The G7 is now approaching its 50th anniversary and Canada’s weight within the club is about to grow. The G7 is the hard nucleus of the world’s democracies, a political genre currently under pressure politically and economically. Until the situation improves, its members will need to increase their cooperation within the G7.

Canada, a stable multicultural democracy with a large landmass and extraordinary natural wealth, is strategically located at the geographical center of the G7, with Japan to the east, the US to the south and the four European members to the east.

With many energy sources and critical and strategic minerals (CSMs) necessary for a modern economy under the control of geopolitical competitors, the importance of Canada as a friendly and relatively close supplier of essential resources will only grow.

Japan is looking at Canada as a potential source of, among other things, CSMs and LNG (liquefied natural gas), including through the LNG Canada project in British Columbia.

Germany and Canada announced on March 16, 2021, the signing of an agreement to cooperate on the Canadian production of green hydrogen for export to Germany. Hydrogen is currently considered the only fuel capable  of decarbonizing heavy industry and freight transportation by rail.

On March 18, 2021, Reuters reported that President Biden and his administration were looking to assist US manufacturers and miners to explore and produce CSMs in Canada. Knowing how the US’s preferred solution to problems is to throw large amounts of money at them, this augurs well for Canada’s remote regions and the populations that inhabit them, including First Nations who have become central to most resource development in Canada.

This trend is bound to continue. In order to avoid awkward conversations in the future, Canada should begin to discuss with its G7 allies, as well as with the provinces, the conditions upon which G7 members can expand their access to Canada’s wealth of minerals and energy. The goal being to dovetail all this future investment with Canada’s needs and ambitions.

For example, Germany’s current vision for green hydrogen involves Canada’s East Coast and more specifically Newfoundland and Labrador and Quebec. Quebec’s electricity grid currently includes more than 5,400MW of hydro generation at Churchill Falls, Labrador. At this time, nearly all of the generated electricity at Churchill Falls is purchased by Hydro-Quebec and exported to Quebec. The electricity contract governing Churchill Falls ends in 2041. What happens to the renewal of the contract if green hydrogen is successfully produced in Newfoundland and Labrador, with hydrogen producers clamoring for more electricity?

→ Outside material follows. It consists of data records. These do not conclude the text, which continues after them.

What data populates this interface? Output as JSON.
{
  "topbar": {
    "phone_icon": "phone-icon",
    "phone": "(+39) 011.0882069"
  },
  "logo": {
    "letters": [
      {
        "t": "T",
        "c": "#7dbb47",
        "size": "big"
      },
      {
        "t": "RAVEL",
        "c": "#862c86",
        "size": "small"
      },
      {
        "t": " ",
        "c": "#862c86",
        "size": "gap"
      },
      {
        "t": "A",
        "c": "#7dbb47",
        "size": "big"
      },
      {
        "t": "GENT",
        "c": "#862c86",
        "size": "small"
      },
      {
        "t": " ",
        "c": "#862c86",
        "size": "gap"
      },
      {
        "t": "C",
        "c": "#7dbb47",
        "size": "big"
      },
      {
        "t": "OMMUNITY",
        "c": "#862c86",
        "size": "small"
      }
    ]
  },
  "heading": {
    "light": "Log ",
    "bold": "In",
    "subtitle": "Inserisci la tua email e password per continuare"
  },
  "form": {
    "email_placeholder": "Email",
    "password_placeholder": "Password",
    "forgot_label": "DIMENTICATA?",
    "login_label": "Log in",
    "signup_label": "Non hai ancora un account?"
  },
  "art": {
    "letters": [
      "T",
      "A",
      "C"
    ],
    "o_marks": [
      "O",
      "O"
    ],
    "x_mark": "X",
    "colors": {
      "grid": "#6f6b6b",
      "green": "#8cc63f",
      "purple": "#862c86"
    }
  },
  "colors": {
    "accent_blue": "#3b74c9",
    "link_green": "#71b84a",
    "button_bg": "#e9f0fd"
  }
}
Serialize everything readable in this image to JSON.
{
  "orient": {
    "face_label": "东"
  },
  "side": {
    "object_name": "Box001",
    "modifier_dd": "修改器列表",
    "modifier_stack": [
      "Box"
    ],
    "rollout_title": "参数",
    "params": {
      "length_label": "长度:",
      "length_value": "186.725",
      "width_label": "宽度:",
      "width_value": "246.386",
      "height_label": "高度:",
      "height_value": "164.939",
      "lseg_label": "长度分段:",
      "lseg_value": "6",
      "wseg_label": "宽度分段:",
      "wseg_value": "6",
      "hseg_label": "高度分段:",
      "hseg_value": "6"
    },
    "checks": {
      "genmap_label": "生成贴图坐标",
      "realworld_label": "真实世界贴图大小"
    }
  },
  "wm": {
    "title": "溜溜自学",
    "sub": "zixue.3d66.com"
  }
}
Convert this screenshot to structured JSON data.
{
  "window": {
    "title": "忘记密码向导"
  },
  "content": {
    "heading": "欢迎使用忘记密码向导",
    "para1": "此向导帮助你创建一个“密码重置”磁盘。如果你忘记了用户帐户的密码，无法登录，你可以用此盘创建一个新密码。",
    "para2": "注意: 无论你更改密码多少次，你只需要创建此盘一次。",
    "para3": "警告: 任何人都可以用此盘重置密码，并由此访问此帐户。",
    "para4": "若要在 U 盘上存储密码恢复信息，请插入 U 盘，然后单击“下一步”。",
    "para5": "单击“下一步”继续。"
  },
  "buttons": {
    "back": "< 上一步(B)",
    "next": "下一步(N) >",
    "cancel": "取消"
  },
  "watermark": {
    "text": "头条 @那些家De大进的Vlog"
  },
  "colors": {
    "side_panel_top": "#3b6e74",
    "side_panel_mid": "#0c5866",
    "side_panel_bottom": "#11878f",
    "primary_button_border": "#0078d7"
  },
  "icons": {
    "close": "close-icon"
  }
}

Canada has long tried to shake, with mixed results, its image of “hewers of wood and drawers of water.” The notion that nations — even G7 allies — could invest only to extract and export CSMs without value-addition in Canada runs counter to economic development plans of some provinces, including Quebec. In February 2021, Quebec published its Plan for the Development of Critical and Strategic Minerals (2021-2025). Moreover, Quebec’s Mining Act (section 101.0.2) expressly states that the Government may condition the grant of a mining lease to the creation of value added activities in Quebec. In other words, resource extraction is no longer the end goal. What happens if such requirements as those in Quebec run counter to the express needs and wishes of a powerful G7 nation?